While cloud computing has been in the public consciousness for a few years, the insurance industry, with characteristic caution, continues to steadily advance onto this latest platform. However, tentative steps taken a year or so ago are now accelerating into bolder moves, as insurers recognize the value and competitive advantage cloud services deliver. “In a few years’ time we believe that cloud will simply become the way things are done,” states a report from Accenture. “Those insurers that move more quickly to embrace it will gain a competitive lead that others may struggle to match.”

Insurance companies already immersed in the cloud agree with this assessment, citing a variety of benefits they are already seeing. “Cloud is a big advantage for us,” says Marianne Petillo, president and CEO at ROM Reinsurance. “When you move to the cloud, you don’t have to worry about upgrades or maintenance; that’s all done for you.”

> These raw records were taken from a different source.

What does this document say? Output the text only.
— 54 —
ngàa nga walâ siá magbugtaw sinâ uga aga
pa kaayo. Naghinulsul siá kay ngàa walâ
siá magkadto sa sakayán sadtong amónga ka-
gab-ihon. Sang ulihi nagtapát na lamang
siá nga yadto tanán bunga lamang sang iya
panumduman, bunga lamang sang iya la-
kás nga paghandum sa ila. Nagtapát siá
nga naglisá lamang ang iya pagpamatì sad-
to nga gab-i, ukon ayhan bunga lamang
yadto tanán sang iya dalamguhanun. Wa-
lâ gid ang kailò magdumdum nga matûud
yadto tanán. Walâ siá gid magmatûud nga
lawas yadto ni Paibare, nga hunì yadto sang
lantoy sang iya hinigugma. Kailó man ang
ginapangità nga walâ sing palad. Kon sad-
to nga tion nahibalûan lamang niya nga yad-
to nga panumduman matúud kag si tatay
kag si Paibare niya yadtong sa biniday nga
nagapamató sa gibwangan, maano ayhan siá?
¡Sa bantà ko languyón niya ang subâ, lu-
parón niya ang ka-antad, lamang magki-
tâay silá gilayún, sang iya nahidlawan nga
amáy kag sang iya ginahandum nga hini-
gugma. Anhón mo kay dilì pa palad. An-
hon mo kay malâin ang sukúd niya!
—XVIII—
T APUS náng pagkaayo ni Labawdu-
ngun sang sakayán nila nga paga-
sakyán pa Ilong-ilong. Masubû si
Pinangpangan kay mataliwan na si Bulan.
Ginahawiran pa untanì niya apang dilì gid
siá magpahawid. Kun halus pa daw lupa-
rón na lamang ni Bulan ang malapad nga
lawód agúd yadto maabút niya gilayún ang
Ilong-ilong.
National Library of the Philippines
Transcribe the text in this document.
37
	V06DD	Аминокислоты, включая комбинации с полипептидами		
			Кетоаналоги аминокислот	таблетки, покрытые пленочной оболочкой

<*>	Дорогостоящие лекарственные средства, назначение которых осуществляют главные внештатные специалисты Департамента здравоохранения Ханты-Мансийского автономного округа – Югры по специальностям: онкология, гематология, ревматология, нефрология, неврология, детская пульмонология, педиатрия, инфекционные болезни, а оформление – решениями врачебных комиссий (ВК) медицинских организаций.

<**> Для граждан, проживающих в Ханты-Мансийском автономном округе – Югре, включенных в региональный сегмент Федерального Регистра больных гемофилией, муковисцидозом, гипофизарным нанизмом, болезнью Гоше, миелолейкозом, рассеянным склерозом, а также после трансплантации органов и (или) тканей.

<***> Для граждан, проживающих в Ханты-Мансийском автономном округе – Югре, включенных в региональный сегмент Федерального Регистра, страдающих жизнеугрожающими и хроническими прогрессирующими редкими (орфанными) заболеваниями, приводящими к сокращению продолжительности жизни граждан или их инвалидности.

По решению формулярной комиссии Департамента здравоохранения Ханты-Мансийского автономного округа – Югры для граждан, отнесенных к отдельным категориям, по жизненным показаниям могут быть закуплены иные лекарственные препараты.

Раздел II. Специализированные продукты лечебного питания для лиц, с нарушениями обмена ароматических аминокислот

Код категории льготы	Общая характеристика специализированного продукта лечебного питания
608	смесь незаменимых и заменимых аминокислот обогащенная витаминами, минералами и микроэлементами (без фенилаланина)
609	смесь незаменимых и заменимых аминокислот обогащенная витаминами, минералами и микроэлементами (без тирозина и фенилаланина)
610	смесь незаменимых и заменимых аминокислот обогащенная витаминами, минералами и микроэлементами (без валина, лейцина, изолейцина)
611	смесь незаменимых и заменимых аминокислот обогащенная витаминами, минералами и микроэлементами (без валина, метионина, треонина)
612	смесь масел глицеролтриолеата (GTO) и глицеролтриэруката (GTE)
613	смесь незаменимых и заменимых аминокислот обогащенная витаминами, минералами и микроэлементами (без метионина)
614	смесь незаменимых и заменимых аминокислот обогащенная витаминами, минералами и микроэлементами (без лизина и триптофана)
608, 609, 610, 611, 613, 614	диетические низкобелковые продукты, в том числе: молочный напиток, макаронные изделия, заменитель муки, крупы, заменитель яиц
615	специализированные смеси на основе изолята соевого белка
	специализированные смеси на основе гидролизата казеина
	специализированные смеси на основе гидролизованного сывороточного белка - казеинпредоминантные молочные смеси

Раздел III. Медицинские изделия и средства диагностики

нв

Cloud computing “provides a cost-effective solution that reduces our dependence on stretched IT resources,” says Gary Ramunni, senior project manager at Penn Mutual Life Insurance. In turn, the company’s IT leaders and staff can now focus on handling “the heavy lifting needed for the larger multi-year strategic initiatives.”


In its report, Accenture states that cloud computing can be instrumental in helping insurers to not only reduce total costs of IT ownership and operation, but to unify customer data and “drive new business and engage customers more effectively through new distribution models.” There are also advantages realized from handling peaks in demand more easily, as well as increasing speed to market and driving new business opportunities.

From an IT perspective, the move to cloud opens up the possibility of prompting “a move to a service-oriented model and new innovation in systems design,” as well as “supporting integration of third-party systems and agency management systems,” says Ramunni.

Just as there are many benefits gained from cloud, insurance companies have embraced cloud for myriad reasons. Business continuity was the reason ROM Reinsurance began its cloud journey, motivated by Hurricane Sandy, which blew through its lower Manhattan offices in October 2012.  The company was knocked offline for more than five weeks, says Petillo. ROM’s content management systems provider, Hyland, creator of OnBase, was able to put the company’s files online and make them accessible within three days of the storm. “They basically saved us from having a real financial problem, not being able to get things done. We only had three days of downtime as a result of that.”


National Life Insurance looks to its SaaS provider, BlackLine, a financial software vendor, to maintain software updates. “They do a very thorough upgrade and a thorough testing,” relates Paul Brissette, director of corporate accounting for National Life. “The cost is less than if I was implementing the software on my server. What’s crucial is that when you do an upgrade, you need to do regression testing. When you upgrade something, sometimes you can break something that’s already working. So it’s very important to do through testing. Our SaaS provider knows its product very well, so it can do a more thorough testing. If I do my own testing, I might be missing some good test cases that I didn’t think about.”

In many cases, insurers are opting for private clouds to support their applications and systems. At Princeton Insurance, the motivation was to move to a private cloud to better manage storage challenges. The company found itself hitting the ceiling in terms of capacity for its business intelligence data; this consists of data warehouse subsets or cubes, which are then mined for correlations, patterns and anomalies, according to a case study from NetApp, the insurer’s storage provider. With a private cloud, “we can provision resources in minutes,” says Nicole Gadbois, director of network operations for Princeton Insurance. “We now have the flexibility to respond to business opportunities by quickly building new data warehouses, supporting customer portals, and developing data exchanges with insurers or insured.”


Many of Penn Mutual’s cloud services are private SaaS applications as well, says Ramunni. “That’s not to say that there may not be some limited use of public cloud occurring within the confines of the enterprise,” he adds. “With much of this still uncharted territory, ways to make use of many of the available services and technology are not coming as second nature but more as out-of-the-box thinking and solutions.” Penn Mutual also looks to SaaS applications from Blackline to round out its cloud portfolio.

Many functions on the periphery of insurance organizations are moving to cloud, but it may take some time until core functions such as policy administration systems are offered entirely from the cloud, says Martina Conlon, analyst with Novarica. “There are a couple of cloud policy admin vendors out there,” she says. “They’re useful when a carrier is going into a new line of business or geography, or trying out a new program, and they’re not 100 percent certain it’s going to be successful. So they want to limit their investment in technology up front, but they need to stand something up quickly.”

In terms of implementations, insurance companies tend to take advantage of multiple approaches, bringing together cloud with on-premises systems. Penn Mutual, for example, is currently “using several vendors to provide niche services touching on a breadth of non-mission-critical business areas,” says Ramunni. This includes back-office functions such as financial and human resources, he adds.

National Life Group also employs a multi-cloud and on-premises strategy. The carrier runs core applications on Dell’s cloud platform, along with Blackline’s SaaS financials, relates Brissette. “All of our policy administration systems now reside in our Dell cloud,” he says. This includes “10 to 15 different admin systems for our different types of products.”